И потому для меня было таким недостоверным счастьем увидеть её внука, живого, настоящего, помнящего её отлично. У неё было двое детей – сын-инженер и дочь, основательница ансамбля «Берёзка». Внук живёт сейчас в Америке. И мы договорились с ним, что он, обладатель всех авторских прав на её сочинения, предоставит нам возможность издать её хорошее, первое в жизни собрание сочинений. Где будет трилогия – полностью и с дополнительным томом «Вечерние огни». С пьесами, среди которых есть первоклассные. С очерками, сохранившимися в архиве и бесценными для тех исследователей, которые работают над установлением прототипов, выясняют подлинные имена и биографии героев «Дороги» (больше других сделала Мария Гельфонд, публикатор нескольких прекрасных страниц из бруштейновского архива). Ведь всё это есть – и черновики, и огромная прекрасная переписка, и сохранившийся чудом, вопреки всем кошмарам ХХ века, гимназический журнал, который она так и берегла семьдесят лет! Я был уверен, что любое издательство с руками оторвёт такой пятитомник, что читатели его расхватают, что он станет источником счастья для тысяч подростков... И почти все, к кому я обращался, мне сказали: никому это сейчас не нужно. Никто не купит. Я, может, для того и пишу всё это, чтобы кто-то отозвался и меня разубедил. Сам я готов помогать этому изданию чем смогу, вплоть до перепечатки архивных документов, если понадобится. Почему-то мне кажется, что у нас это получится. Может, оптимизм этот диктуется тем, что я пишу эти заметки в одном из самых известных домов русской Америки, в семье, где привечают русских авторов, где царит веселье и деятельная любовь; и Бруштейн в этой семье – культовый автор, источник цитат на все случаи. Тут по-бруштейновски уверены, что неразрешимых проблем нет.

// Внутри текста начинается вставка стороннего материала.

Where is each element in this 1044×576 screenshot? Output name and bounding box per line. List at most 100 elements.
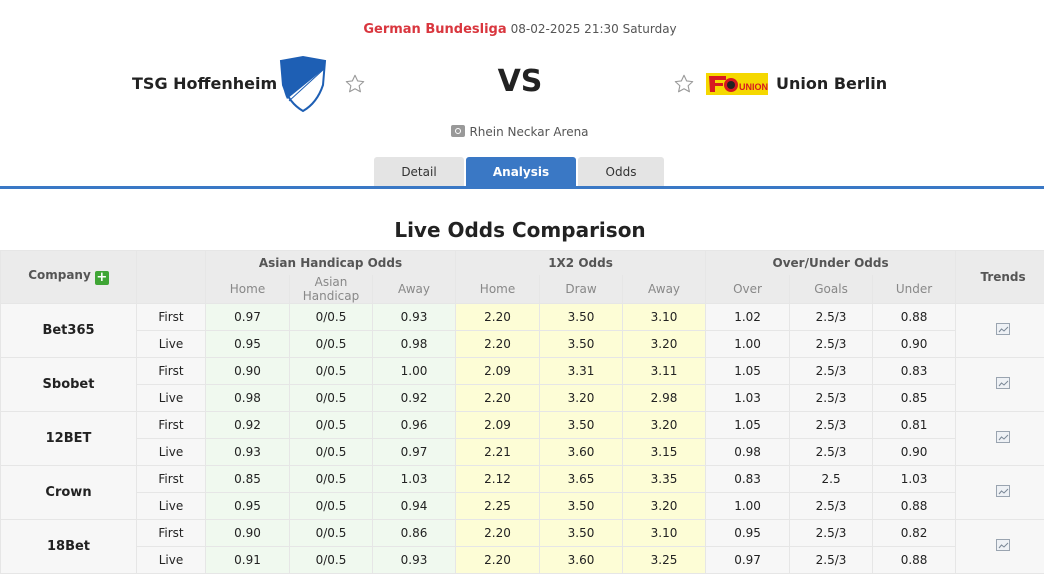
x12-odds-cell[interactable]: 3.25 bbox=[622, 545, 707, 574]
ah-odds-cell[interactable]: 0.92 bbox=[205, 410, 290, 439]
ah-odds-cell[interactable]: 0.90 bbox=[205, 356, 290, 385]
away-team-name[interactable]: Union Berlin bbox=[776, 74, 888, 93]
ou-odds-cell[interactable]: 0.95 bbox=[705, 518, 791, 547]
x12-odds-cell[interactable]: 3.20 bbox=[539, 383, 624, 412]
x12-odds-cell[interactable]: 3.50 bbox=[539, 329, 624, 358]
ou-odds-cell[interactable]: 0.98 bbox=[705, 437, 791, 466]
tab-odds[interactable]: Odds bbox=[578, 157, 664, 187]
ou-odds-cell[interactable]: 0.90 bbox=[872, 329, 957, 358]
x12-odds-cell[interactable]: 3.31 bbox=[539, 356, 624, 385]
ou-odds-cell[interactable]: 2.5 bbox=[789, 464, 874, 493]
tab-detail[interactable]: Detail bbox=[374, 157, 464, 187]
favorite-home-star-icon[interactable] bbox=[344, 73, 366, 95]
ah-odds-cell[interactable]: 1.00 bbox=[371, 356, 457, 385]
ou-odds-cell[interactable]: 2.5/3 bbox=[789, 545, 874, 574]
ah-odds-cell[interactable]: 0.94 bbox=[371, 491, 457, 520]
company-name[interactable]: 18Bet bbox=[0, 518, 137, 574]
company-name[interactable]: Sbobet bbox=[0, 356, 137, 412]
trend-chart-icon[interactable] bbox=[996, 484, 1011, 497]
x12-odds-cell[interactable]: 3.20 bbox=[622, 410, 707, 439]
x12-odds-cell[interactable]: 2.20 bbox=[455, 518, 541, 547]
ou-odds-cell[interactable]: 0.97 bbox=[705, 545, 791, 574]
ah-odds-cell[interactable]: 0.96 bbox=[371, 410, 457, 439]
hoffenheim-crest-icon[interactable] bbox=[277, 55, 329, 113]
x12-odds-cell[interactable]: 2.09 bbox=[455, 410, 541, 439]
ou-odds-cell[interactable]: 0.82 bbox=[872, 518, 957, 547]
ah-odds-cell[interactable]: 0.98 bbox=[371, 329, 457, 358]
x12-odds-cell[interactable]: 2.12 bbox=[455, 464, 541, 493]
ah-odds-cell[interactable]: 0/0.5 bbox=[289, 302, 373, 331]
ah-odds-cell[interactable]: 0/0.5 bbox=[289, 518, 373, 547]
company-name[interactable]: Bet365 bbox=[0, 302, 137, 358]
favorite-away-star-icon[interactable] bbox=[673, 73, 695, 95]
ah-odds-cell[interactable]: 0.95 bbox=[205, 329, 290, 358]
x12-odds-cell[interactable]: 2.20 bbox=[455, 302, 541, 331]
ah-odds-cell[interactable]: 0.97 bbox=[371, 437, 457, 466]
x12-odds-cell[interactable]: 3.60 bbox=[539, 545, 624, 574]
add-company-plus-icon[interactable]: + bbox=[94, 270, 109, 286]
ou-odds-cell[interactable]: 2.5/3 bbox=[789, 356, 874, 385]
ou-odds-cell[interactable]: 0.83 bbox=[872, 356, 957, 385]
x12-odds-cell[interactable]: 3.11 bbox=[622, 356, 707, 385]
ou-odds-cell[interactable]: 0.90 bbox=[872, 437, 957, 466]
ah-odds-cell[interactable]: 0.90 bbox=[205, 518, 290, 547]
home-team-name[interactable]: TSG Hoffenheim bbox=[132, 74, 278, 93]
x12-odds-cell[interactable]: 2.20 bbox=[455, 329, 541, 358]
x12-odds-cell[interactable]: 3.50 bbox=[539, 410, 624, 439]
x12-odds-cell[interactable]: 2.98 bbox=[622, 383, 707, 412]
x12-odds-cell[interactable]: 3.50 bbox=[539, 518, 624, 547]
ah-odds-cell[interactable]: 0.98 bbox=[205, 383, 290, 412]
trend-chart-icon[interactable] bbox=[996, 430, 1011, 443]
ou-odds-cell[interactable]: 0.83 bbox=[705, 464, 791, 493]
ah-odds-cell[interactable]: 0.93 bbox=[371, 302, 457, 331]
ah-odds-cell[interactable]: 0.95 bbox=[205, 491, 290, 520]
ou-odds-cell[interactable]: 0.81 bbox=[872, 410, 957, 439]
ah-odds-cell[interactable]: 0/0.5 bbox=[289, 491, 373, 520]
tab-analysis[interactable]: Analysis bbox=[466, 157, 576, 187]
ah-odds-cell[interactable]: 0/0.5 bbox=[289, 329, 373, 358]
x12-odds-cell[interactable]: 2.20 bbox=[455, 545, 541, 574]
ah-odds-cell[interactable]: 0/0.5 bbox=[289, 464, 373, 493]
ou-odds-cell[interactable]: 2.5/3 bbox=[789, 410, 874, 439]
x12-odds-cell[interactable]: 3.35 bbox=[622, 464, 707, 493]
ah-odds-cell[interactable]: 0/0.5 bbox=[289, 356, 373, 385]
ah-odds-cell[interactable]: 1.03 bbox=[371, 464, 457, 493]
ou-odds-cell[interactable]: 2.5/3 bbox=[789, 491, 874, 520]
ah-odds-cell[interactable]: 0.97 bbox=[205, 302, 290, 331]
x12-odds-cell[interactable]: 2.09 bbox=[455, 356, 541, 385]
x12-odds-cell[interactable]: 3.65 bbox=[539, 464, 624, 493]
ou-odds-cell[interactable]: 2.5/3 bbox=[789, 383, 874, 412]
ah-odds-cell[interactable]: 0/0.5 bbox=[289, 410, 373, 439]
ah-odds-cell[interactable]: 0.92 bbox=[371, 383, 457, 412]
trend-chart-icon[interactable] bbox=[996, 538, 1011, 551]
ah-odds-cell[interactable]: 0.93 bbox=[371, 545, 457, 574]
ou-odds-cell[interactable]: 1.00 bbox=[705, 491, 791, 520]
company-name[interactable]: 12BET bbox=[0, 410, 137, 466]
x12-odds-cell[interactable]: 3.50 bbox=[539, 302, 624, 331]
ou-odds-cell[interactable]: 2.5/3 bbox=[789, 329, 874, 358]
ah-odds-cell[interactable]: 0/0.5 bbox=[289, 545, 373, 574]
company-name[interactable]: Crown bbox=[0, 464, 137, 520]
ou-odds-cell[interactable]: 2.5/3 bbox=[789, 302, 874, 331]
ou-odds-cell[interactable]: 0.88 bbox=[872, 491, 957, 520]
ou-odds-cell[interactable]: 1.03 bbox=[872, 464, 957, 493]
x12-odds-cell[interactable]: 3.10 bbox=[622, 302, 707, 331]
ou-odds-cell[interactable]: 1.05 bbox=[705, 410, 791, 439]
ou-odds-cell[interactable]: 2.5/3 bbox=[789, 518, 874, 547]
ou-odds-cell[interactable]: 1.00 bbox=[705, 329, 791, 358]
x12-odds-cell[interactable]: 3.60 bbox=[539, 437, 624, 466]
x12-odds-cell[interactable]: 3.20 bbox=[622, 491, 707, 520]
ou-odds-cell[interactable]: 1.03 bbox=[705, 383, 791, 412]
union-berlin-crest-icon[interactable]: UNION bbox=[706, 71, 768, 97]
league-name[interactable]: German Bundesliga bbox=[363, 22, 507, 37]
x12-odds-cell[interactable]: 2.21 bbox=[455, 437, 541, 466]
ou-odds-cell[interactable]: 0.85 bbox=[872, 383, 957, 412]
ah-odds-cell[interactable]: 0.91 bbox=[205, 545, 290, 574]
x12-odds-cell[interactable]: 3.50 bbox=[539, 491, 624, 520]
x12-odds-cell[interactable]: 3.10 bbox=[622, 518, 707, 547]
ou-odds-cell[interactable]: 1.05 bbox=[705, 356, 791, 385]
ah-odds-cell[interactable]: 0.85 bbox=[205, 464, 290, 493]
ah-odds-cell[interactable]: 0/0.5 bbox=[289, 383, 373, 412]
ah-odds-cell[interactable]: 0.93 bbox=[205, 437, 290, 466]
ah-odds-cell[interactable]: 0/0.5 bbox=[289, 437, 373, 466]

Прошло пятьдесят лет с того вечера, на котором её поздравляли с юбилеем Чирков, Черкасов, Утесов, прервавшие ради этого свои гастроли и съёмки. И как же далеко мы откатились от человека за эти полвека; и как же надо постараться, чтобы быть хуже советской власти! И с каким детским недоумением, с каким беспомощным негодованием смотрит на нас сегодняшних Сашенька Яновская!

Ничего. Дорога, как известно, уходит в даль, а в дали, на больших расстояниях, всё складывается по-человечески.